To select the information coming from Stream Analytics, add the title “Custom Streaming Data” as a source in your dashboard.
Next, select the streaming data set.
Configure the chart properties. In this particular case, I am interested to see the completed runs from the last hours in a bar chart.
Enjoy your freedom!
Compared to the effort required to create a custom solution, this way of working takes but a couple of minutes to set up a technical scalable real-time dashboard. Amazing!
If you are looking for a more technical solution, integrated with other Azure diagnostics tools, I’d recommend checking out OMS workspace.
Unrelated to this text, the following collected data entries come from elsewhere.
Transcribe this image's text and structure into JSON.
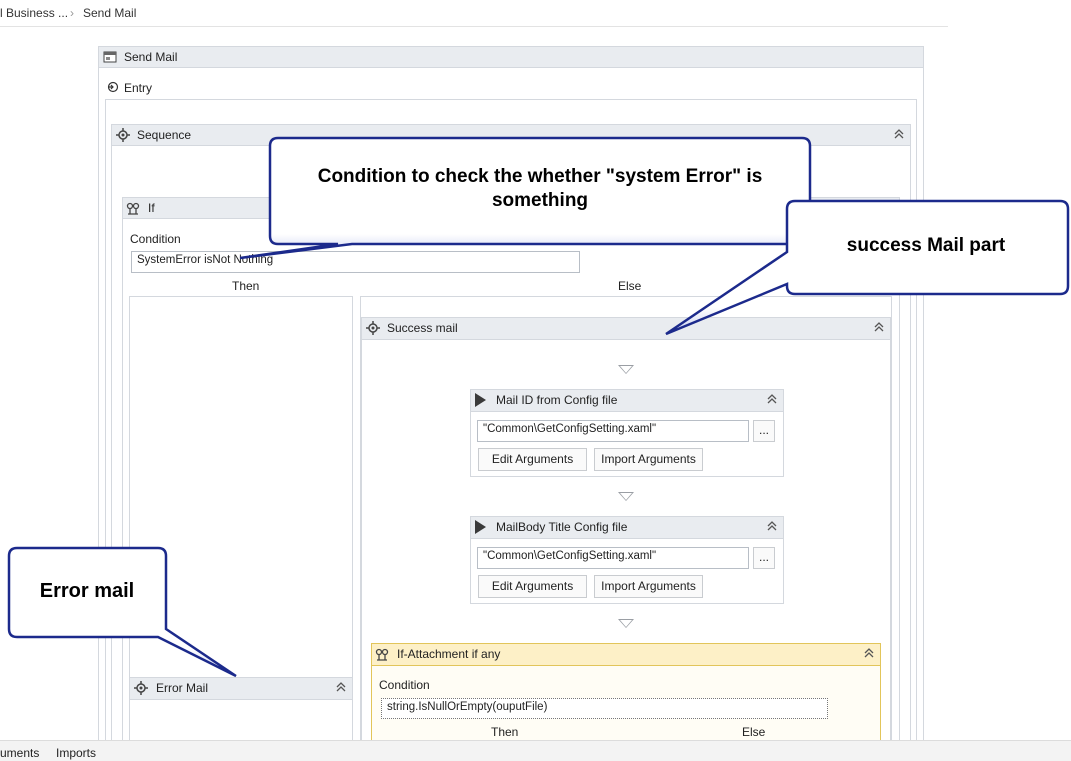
{
  "breadcrumb": {
    "parent": "l Business ...",
    "current": "Send Mail"
  },
  "send_mail": {
    "title": "Send Mail",
    "entry": "Entry"
  },
  "sequence": {
    "title": "Sequence"
  },
  "if_block": {
    "title": "If",
    "condition_label": "Condition",
    "condition_value": "SystemError isNot Nothing",
    "then_label": "Then",
    "else_label": "Else"
  },
  "success_mail": {
    "title": "Success mail"
  },
  "mail_id": {
    "title": "Mail ID from Config file",
    "file": "\"Common\\GetConfigSetting.xaml\"",
    "browse": "...",
    "edit_args": "Edit Arguments",
    "import_args": "Import Arguments"
  },
  "mail_body": {
    "title": "MailBody Title Config file",
    "file": "\"Common\\GetConfigSetting.xaml\"",
    "browse": "...",
    "edit_args": "Edit Arguments",
    "import_args": "Import Arguments"
  },
  "if_attachment": {
    "title": "If-Attachment if any",
    "condition_label": "Condition",
    "condition_value": "string.IsNullOrEmpty(ouputFile)",
    "then_label": "Then",
    "else_label": "Else"
  },
  "error_mail": {
    "title": "Error Mail"
  },
  "callouts": {
    "condition": "Condition to check the whether \"system Error\" is something",
    "success": "success Mail part",
    "error": "Error mail"
  },
  "bottom_tabs": {
    "arguments": "uments",
    "imports": "Imports"
  },
  "colors": {
    "header_bg": "#e9ecf0",
    "attachment_bg": "#fdf0c7",
    "callout_fill": "#ffffff",
    "callout_border": "#1c2a8c"
  },
  "icons": [
    "chevron-right-icon",
    "sequence-icon",
    "entry-icon",
    "collapse-icon",
    "if-icon",
    "play-icon",
    "arrow-down-icon"
  ]
}
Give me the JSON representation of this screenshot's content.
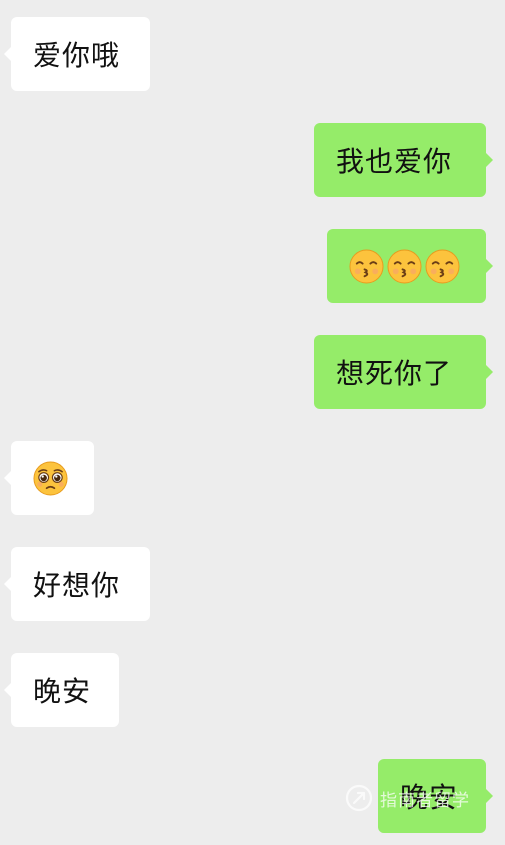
{
  "messages": [
    {
      "sender": "other",
      "text": "爱你哦"
    },
    {
      "sender": "me",
      "text": "我也爱你"
    },
    {
      "sender": "me",
      "emojis": [
        "kissing-face-icon",
        "kissing-face-icon",
        "kissing-face-icon"
      ]
    },
    {
      "sender": "me",
      "text": "想死你了"
    },
    {
      "sender": "other",
      "emojis": [
        "pleading-face-icon"
      ]
    },
    {
      "sender": "other",
      "text": "好想你"
    },
    {
      "sender": "other",
      "text": "晚安"
    },
    {
      "sender": "me",
      "text": "晚安"
    }
  ],
  "watermark": {
    "text": "指南者留学"
  },
  "colors": {
    "background": "#ededed",
    "incoming_bubble": "#ffffff",
    "outgoing_bubble": "#95ec69",
    "text": "#111111"
  }
}
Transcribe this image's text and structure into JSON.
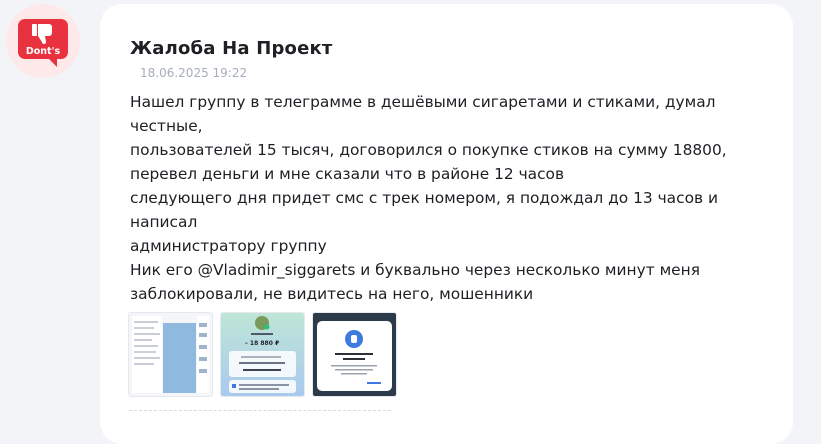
{
  "badge": {
    "label": "Dont's",
    "color": "#e8323f",
    "icon": "thumbs-down-icon"
  },
  "complaint": {
    "title": "Жалоба На Проект",
    "date": "18.06.2025 19:22",
    "text": "Нашел группу в телеграмме в дешёвыми сигаретами и стиками, думал честные,\nпользователей 15 тысяч, договорился о покупке стиков на сумму 18800,\nперевел деньги и мне сказали что в районе 12 часов\nследующего дня придет смс с трек номером, я подождал до 13 часов и написал\nадминистратору группу\nНик его @Vladimir_siggarets и буквально через несколько минут меня\nзаблокировали, не видитесь на него, мошенники"
  },
  "attachments": [
    {
      "name": "screenshot-chat"
    },
    {
      "name": "screenshot-payment",
      "amount": "– 18 880 ₽"
    },
    {
      "name": "screenshot-access-denied"
    }
  ]
}
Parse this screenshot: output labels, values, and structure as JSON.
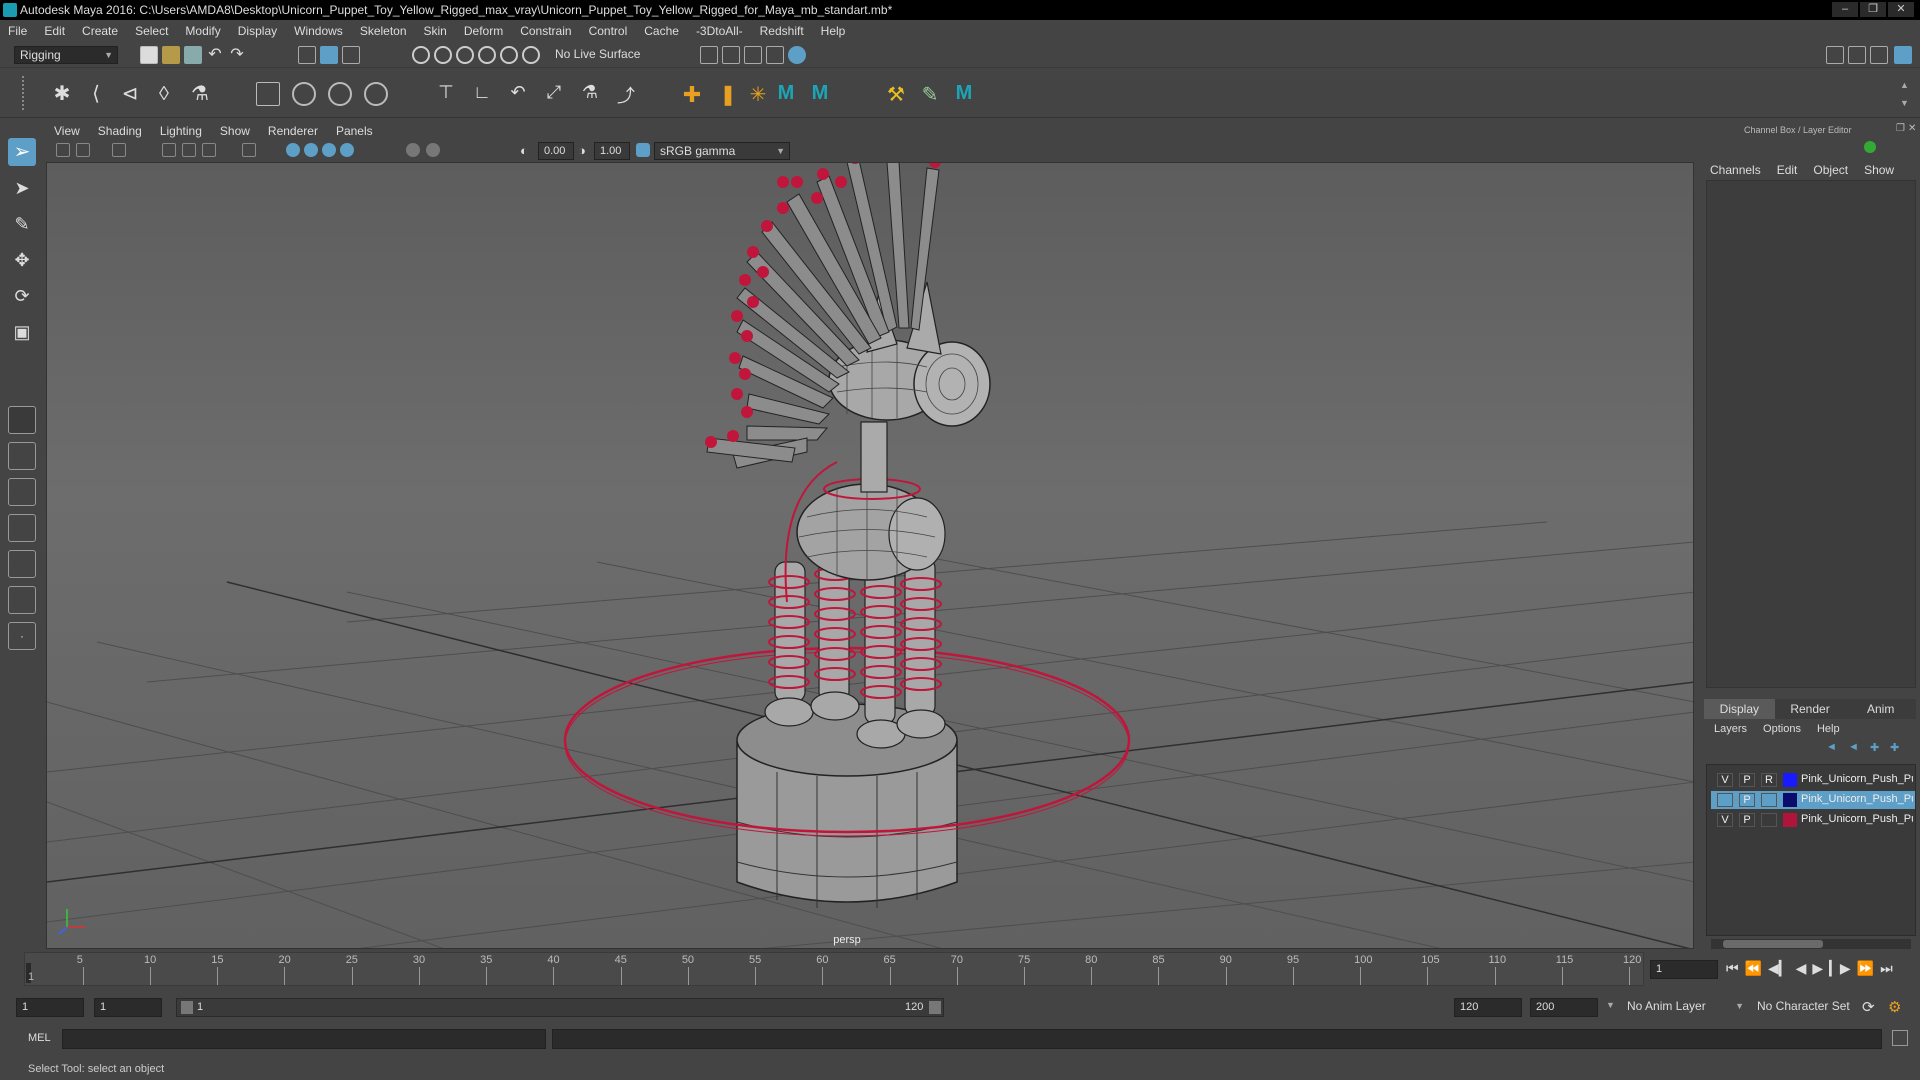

This example gives you a taste of how you can integrate Azure Monitor metrics with Power Bi by using the components Event Hub and Stream Analytics. Additionally, you can make the information available as a source if you enable historical data. This makes the full-blown functionality of Power Bi to create any type of reports on data sets possible!
I noticed that Microsoft is building extensively on Power Bi streaming features. Therefore, I hope to soon see more chart types and settings that we can change to customize a real-time dashboard.